Nos autores do manifesto encontram-se o Nobel Christopher Pissarides, Olivier Blanchard, o ex-economista-chefe do Fundo Monetário Internacional, um dos primeiros a apontar o dedo ao famoso erro do “multiplicador” nos resgates dos periféricos, e os professores Paul de Grauwe, colunista do Expresso, e Daniel Gros.
O manifesto pretende ser um primeiro passo para criar uma “massa crítica de economistas na Europa que proceda a uma revisão sistemática do sistema político-económico europeu”.
Em Portugal o manifesto recolheu o apoio de Jorge Braga de Macedo, ex-ministro das Finanças num governo de Cavaco Silva nos anos 90, e na Europa já conta com a assinatura de alguns ex-banqueiros centrais, como o britânico Charles Bean, o sueco Lars Svensson e o irlandês Patrick Honohan. O ex-economista-chefe do Banco de Pagamentos Internacionais Stephen Cecchetti e a economista norte-americana Carmen Reinhart, uma das especialistas em história da dívida, juntaram-se ao movimento.
Os culpados da crise
A crise da zona euro, ao contrário da narrativa dominante, foi filha de uma trilogia de fracassos, diz o manifesto publicado no final da semana e que está aberto à adesão de economistas.
Um fracasso foi anterior à crise, ao não ter impedido o acumular de desequilíbrios evidentes dentro da zona euro que chegaram ao ponto que chegaram, nomeadamente a alavancagem bancária excessiva (casos de Espanha e Irlanda) e o salto de endividamento de alguns estados (como Grécia e Portugal) financiados pela banca dos países do centro na década anterior. E dois fracassos face ao desenrolar da crise, o da ausência total de um quadro institucional para lidar com choques imprevistos e o de uma péssima gestão da crise em tempo real.
Os erros de gestão ao longo da crise foram imensos. O primeiro foi de entendimento da sua génese – a crise da zona euro não devia ter sido pensada “na sua origem como uma crise da dívida dos governos, ainda que, depois, se tenha tornado numa”. O manifesto aponta o facto dos líderes europeus terem levado imenso tempo a perceber a necessidade de recapitalização dos bancos, ao contrário do que foi logo feito nos Estados Unidos a seguir à crise financeira. A ligação umbilical entre os bancos e a dívida nas economias periféricas com défices externos “ampliou largamente e difundiu a crise”. “Foi uma das razões centrais para que uma surpresa isolada na Grécia pudesse desenvolver-se numa crise sistémica de proporções históricas”, diz o manifesto.

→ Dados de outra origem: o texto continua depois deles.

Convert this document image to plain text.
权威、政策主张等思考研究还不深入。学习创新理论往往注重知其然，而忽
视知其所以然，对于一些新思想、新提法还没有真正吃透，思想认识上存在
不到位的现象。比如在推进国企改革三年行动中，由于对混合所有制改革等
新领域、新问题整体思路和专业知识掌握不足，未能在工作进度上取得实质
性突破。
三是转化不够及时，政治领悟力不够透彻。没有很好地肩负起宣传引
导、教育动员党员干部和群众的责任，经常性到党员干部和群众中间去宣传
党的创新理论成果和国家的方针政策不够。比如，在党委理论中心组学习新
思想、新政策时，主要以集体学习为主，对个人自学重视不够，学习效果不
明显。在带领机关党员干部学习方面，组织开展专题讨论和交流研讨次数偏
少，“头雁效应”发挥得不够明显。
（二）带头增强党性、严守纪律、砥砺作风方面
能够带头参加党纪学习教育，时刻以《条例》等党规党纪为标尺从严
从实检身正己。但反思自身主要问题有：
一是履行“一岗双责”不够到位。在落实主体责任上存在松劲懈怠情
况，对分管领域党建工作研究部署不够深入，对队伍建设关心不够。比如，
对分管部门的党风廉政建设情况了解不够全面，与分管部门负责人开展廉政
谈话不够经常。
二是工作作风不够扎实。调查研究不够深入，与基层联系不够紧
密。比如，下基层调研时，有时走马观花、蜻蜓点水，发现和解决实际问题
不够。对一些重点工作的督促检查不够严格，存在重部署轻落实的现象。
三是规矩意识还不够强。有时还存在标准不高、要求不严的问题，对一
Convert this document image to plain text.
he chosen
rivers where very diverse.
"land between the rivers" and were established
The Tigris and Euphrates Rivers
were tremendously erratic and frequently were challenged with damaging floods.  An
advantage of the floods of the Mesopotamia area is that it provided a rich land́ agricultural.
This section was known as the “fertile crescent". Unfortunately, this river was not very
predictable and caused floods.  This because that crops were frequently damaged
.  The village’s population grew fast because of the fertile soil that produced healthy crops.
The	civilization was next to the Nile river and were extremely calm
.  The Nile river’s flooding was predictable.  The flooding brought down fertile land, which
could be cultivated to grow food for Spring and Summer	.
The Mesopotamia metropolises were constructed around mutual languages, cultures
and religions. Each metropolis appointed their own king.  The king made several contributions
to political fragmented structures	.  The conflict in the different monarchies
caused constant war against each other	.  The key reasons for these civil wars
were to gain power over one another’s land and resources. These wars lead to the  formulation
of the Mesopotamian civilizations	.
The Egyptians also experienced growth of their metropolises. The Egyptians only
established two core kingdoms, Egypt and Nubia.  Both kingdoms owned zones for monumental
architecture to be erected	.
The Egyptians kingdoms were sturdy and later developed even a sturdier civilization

Além do mais, na zona euro, apesar de haver um banco central, não havia um “emprestador de último recurso”, e esta falha do quadro institucional alimentou um “vórtice de risco de incumprimento de dívida, que apanhou Portugal e ficou próximo de envolver Itália, Espanha e Bélgica, e mesmo a França e a Áustria flutuaram para a penumbra desses vórtices no pico da crise”.
A frase de Draghi
Os autores referem que o “gatilho” da crise em 2010 foi a revelação em outubro do ano anterior da mentira sobre o défice alimentada pelo anterior governo de direita de Konstantinos Karamanlis na Grécia. Na sequência houve um contágio de descredibilização da situação em vários periféricos da zona euro que levou a uma “paragem súbita” dos fluxos financeiros dentro da zona euro.
Ora, na altura, em vez de “soluções naturais”, conhecidas dos economistas, enveredou-se por uma política de aperto orçamental pró-cíclica que piorou a situação, que levou a “um choque de contração massivo”.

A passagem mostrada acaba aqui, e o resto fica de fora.